De acordo com o Times, apenas incidentes internacionais com ligações claras ao futebol justificarão gestos nas ligas de futebol, com um grupo de trabalho a aceitar que as homenagens se tornaram demasiado comuns, bem como inconsistentes.

Nos últimos anos, homenagens foram realizadas em todos os locais em respeito às vítimas de um terremoto em Marrocos, bem como de uma inundação na Líbia.

Mas no mês passado apenas Manchester United, Manchester City, Bolton e Salford City prestaram homenagem às vítimas do ataque com faca na sinagoga da cidade, demonstrando a nova abordagem do futebol.

O Grupo de Trabalho de Eventos Mundiais (WEWG), composto por representantes de clubes das quatro ligas de futebol profissional e três órgãos dirigentes do futebol, foi lançado em 2024 para fornecer orientação na tomada de decisões para as ligas e a FA.

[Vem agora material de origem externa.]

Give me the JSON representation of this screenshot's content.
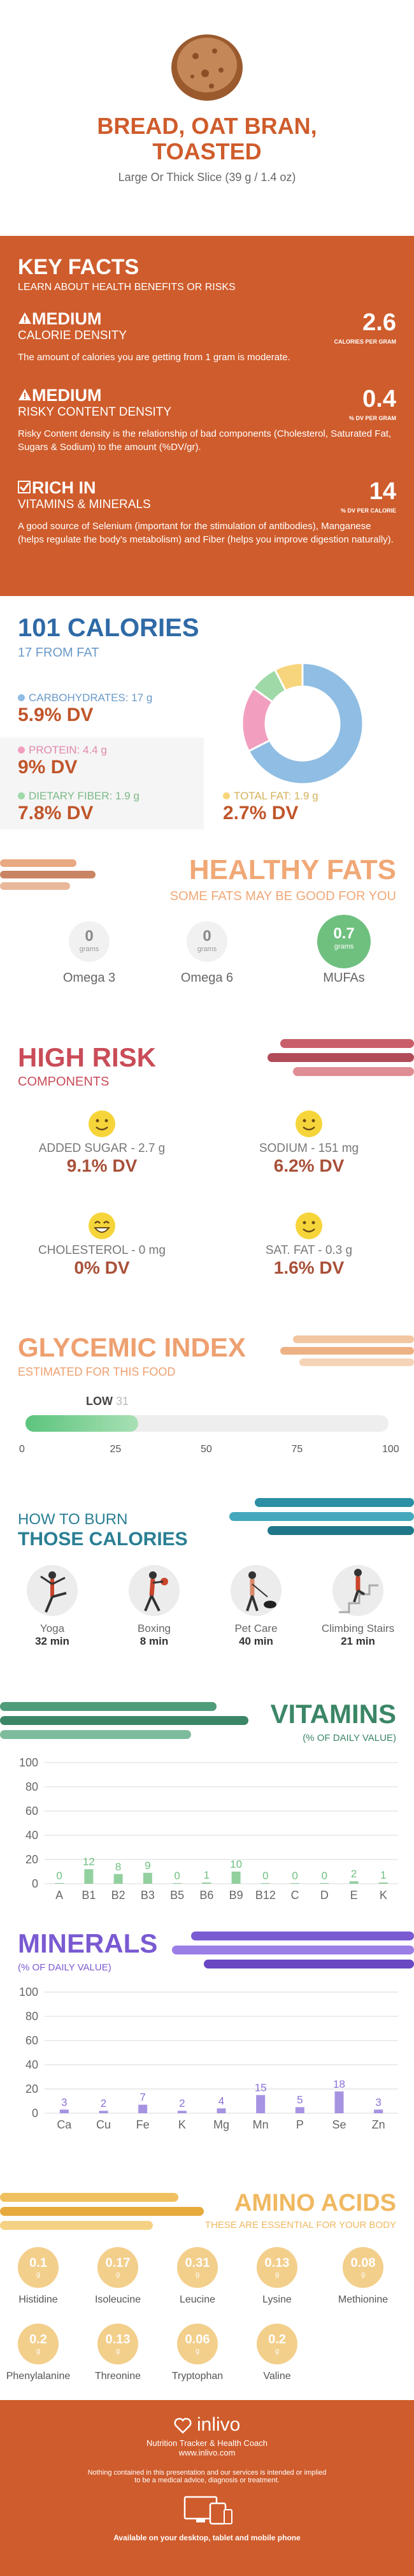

A FA também segue as mesmas diretrizes em relação ao Arco de Wembley. O estádio nacional tem enfrentado críticas de líderes judeus por alegada inconsistência depois de não ter acendido o seu arco em apoio a Israel após os ataques terroristas de 7 de Outubro, apesar de anteriormente ter acendido o arco em solidariedade com a Ucrânia.

O futebol abandonará silêncios sutis e inúteis após críticas a uma abordagem “inconsistente”. Na foto: Jogadores prestam homenagem às vítimas dos desastres na Líbia e no Marrocos

O icônico arco de Wembley também será iluminado apenas para apoiar causas globais ligadas ao esporte

O icônico arco de Wembley também será iluminado apenas para apoiar causas globais ligadas ao esporte

Na mesma linha da abordagem do novo minuto de silêncio, a iluminação do arco só ocorrerá onde houver uma forte ligação desportiva a um evento global.

Mas haverá mais flexibilidade para os organizadores que utilizam o estádio nacional para eventos não relacionados ao futebol. O Coldplay acendeu o arco amarelo para um show, enquanto o arco ficou verde e branco – as cores nacionais da Arábia Saudita – quando o hino nacional foi tocado antes da luta de Anthony Joshua com Daniel Dubois no ano passado.

Os protestos em torno da guerra Israel-Palestina aumentaram as tensões entre os decisores do futebol e o WEWG emitirá sempre orientações sobre a resposta do jogo às questões internacionais.

No entanto, o WEWG não aborda gestos como ajoelhar-se – que é uma iniciativa liderada pelos jogadores.

A nova directiva não afectará a abordagem do futebol ao Domingo da Memória. Muitos clubes viram seus jogadores perderem a vida durante a Primeira e a Segunda Guerras Mundiais e as camisas de futebol vão enfeitar a papoula neste fim de semana para lembrá-los.

Para incidentes como a morte de um monarca, o governo fornecerá orientação. Quando a Rainha Elizabeth II morreu, em setembro de 2022, os jogos foram cancelados e impostos foram cobrados em todo o país.